Passionate Pursuits: David Seelow, PhD, Director of Writing Programs
11/5/12 4:30 PM
By Excelsior Life News Staff
Excelsior Life sat down with David for “Passionate Pursuits” to discuss his piece, what drew him to the comics as a child, and the similarities between today’s comic writers and Charles Dickens and other great fiction writers of the past.
Your lifetime love of comics began at an early age. Do you remember your first comic that you ever purchased?
Comics came out every Tuesday at our local variety store in Broadalbin. I would run down the hill with my pals to buy the latest editions of the super hero comics after school. Comics cost only 10 cents when I first started buying them. I bought every first edition of Spiderman and issue #4 of The Fantastic Four.
What drew you to comics, and eventually, graphic novels? What is it about the story telling that interests you?
I like the inter-animation of image and text. In particular the art of Jack Kirby and his dynamic superheroes inspired me to continue reading.
We have lived in a visual age for some time now, probably since the supremacy of TV as an entertainment media, and, for sure, now we live in a multimodal age of multiple learning styles dominated by the image. Life on the screen is a life defined by the consumption of images and comic book readers need to decode both text and image to negotiate the meaning of a graphic text.
Graphic novels have now superseded the superhero limitation of most comics to present sophisticated multilayered narratives that represent the complexity of life in a way Dickens and Hardy did over 100 years ago at the height of fictional narrative.
What are your thoughts on the recent box office success of comic characters – are comics now officially part of mainstream America?
Yes, both Marvel and DC are major corporations that have successfully merchandised their characters to mainstream America. I suspect we like to idealize heroes and transcend our often mundane lives in a poor economy.
Which comic character would best describe you?
I'll refrain from that difficult question and say I most think about the character of Batman - he does not kill, but does establish an in-depth vision of life representing the ultimate good. He has no super powers but uses training and intelligence to aid his crime fighting. Finally, Batman is rich- and who wouldn't want to be rich and glamorous? That's part of our celebrity obsessed age that even us so-called intellectuals can fall prey to. On the other hand, he is a dark knight and that's troubling, an anti hero too.
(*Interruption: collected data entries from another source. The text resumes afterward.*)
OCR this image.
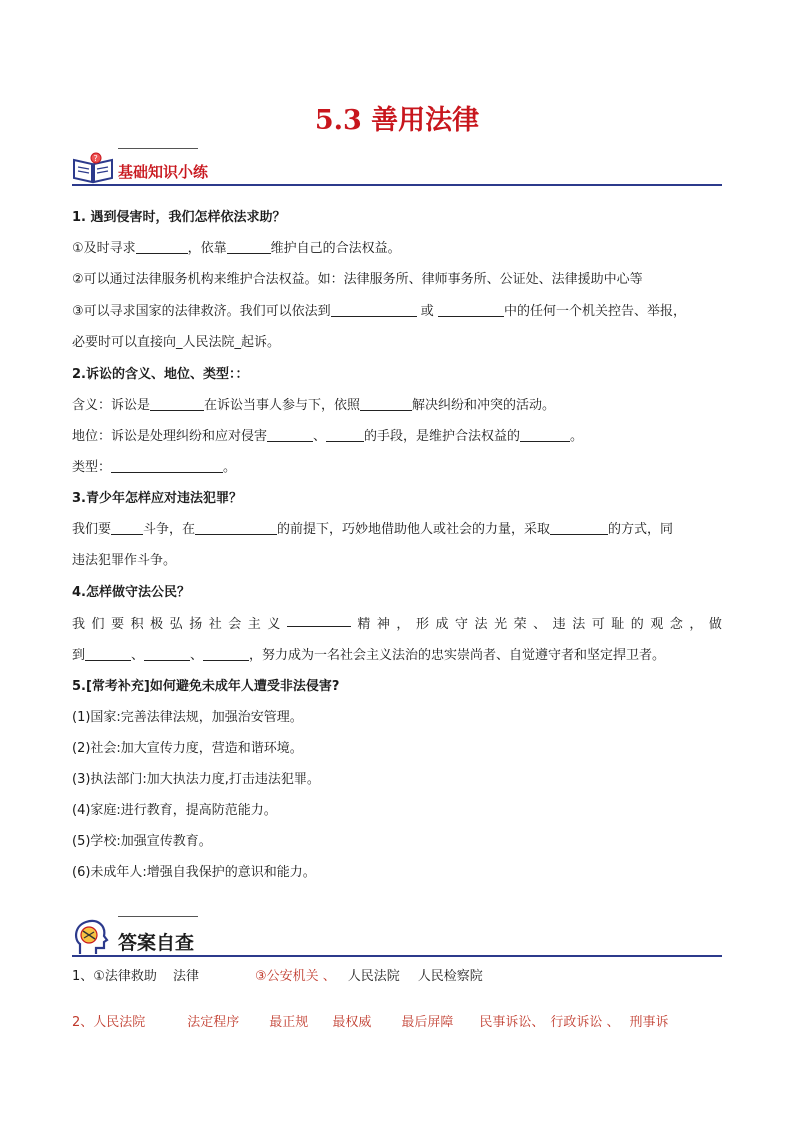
5.3 善用法律
?
基础知识小练
1. 遇到侵害时，我们怎样依法求助？
①及时寻求	，依靠	维护自己的合法权益。
②可以通过法律服务机构来维护合法权益。如：法律服务所、律师事务所、公证处、法律援助中心等
③可以寻求国家的法律救济。我们可以依法到	或	中的任何一个机关控告、举报，
必要时可以直接向_人民法院_起诉。
2.诉讼的含义、地位、类型：：
含义：诉讼是	在诉讼当事人参与下，依照	解决纠纷和冲突的活动。
地位：诉讼是处理纠纷和应对侵害	、	的手段，是维护合法权益的	。
类型：	。
3.青少年怎样应对违法犯罪？
我们要 斗争，在	的前提下，巧妙地借助他人或社会的力量，采取	的方式，同
违法犯罪作斗争。
4.怎样做守法公民？
我 们 要 积 极 弘 扬 社 会 主 义	精 神 ， 形 成 守 法 光 荣 、 违 法 可 耻 的 观 念 ， 做
到	、	、	，努力成为一名社会主义法治的忠实崇尚者、自觉遵守者和坚定捍卫者。
5.[常考补充]如何避免未成年人遭受非法侵害?
(1)国家:完善法律法规，加强治安管理。
(2)社会:加大宣传力度，营造和谐环境。
(3)执法部门:加大执法力度,打击违法犯罪。
(4)家庭:进行教育，提高防范能力。
(5)学校:加强宣传教育。
(6)未成年人:增强自我保护的意识和能力。
答案自查
1、①法律救助 法律	③公安机关 、 人民法院 人民检察院
2、人民法院	法定程序 最正规 最权威 最后屏障 民事诉讼、 行政诉讼 、 刑事诉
In other words, the character is a complex enigma like most humans when you delve into the matter.
What are some of your contemporary favorite graphic fiction novels?
There are so many!
Maus: It won the Pulitzer Prize and deservedly so - a brilliant and wholly original way to describe the experience of the Holocaust.
Watchmen: The ultimate superhero story and the deconstruction of the superhero mythos by a masterful story teller, Alan Moore.
Persepolis: A brilliant coming of age story that portrays revolutionary Iran in 1979 and the surrounding years
Fun Home: Another coming of age story that grapples with sexual identity while representing a literary feast of allusions modeled on the 20th century’s greatest writers such as James Joyce,
Ghost World: A beautiful understated satire of suburban America and teen angst.
DayTripper: A Brazilian marvel about writing.
So, what is the focus of your recent piece in the English Record?
It is a new genre of writing called graphic fiction; an extended form of the comic book but more serious, varied and complex in its narration.
What was your motivation for writing it?
I designed a course on The Graphic Novel for RPI in summer 2004. It is now the most popular Humanities course in the summer.
Who would be most interested in reading your article?
All high school and college English and reading instructors.
What do you hope readers take away from your piece?
A brief history of the genre, why it is important for motivating today's reluctant readers, and how to teach the genre in the classroom.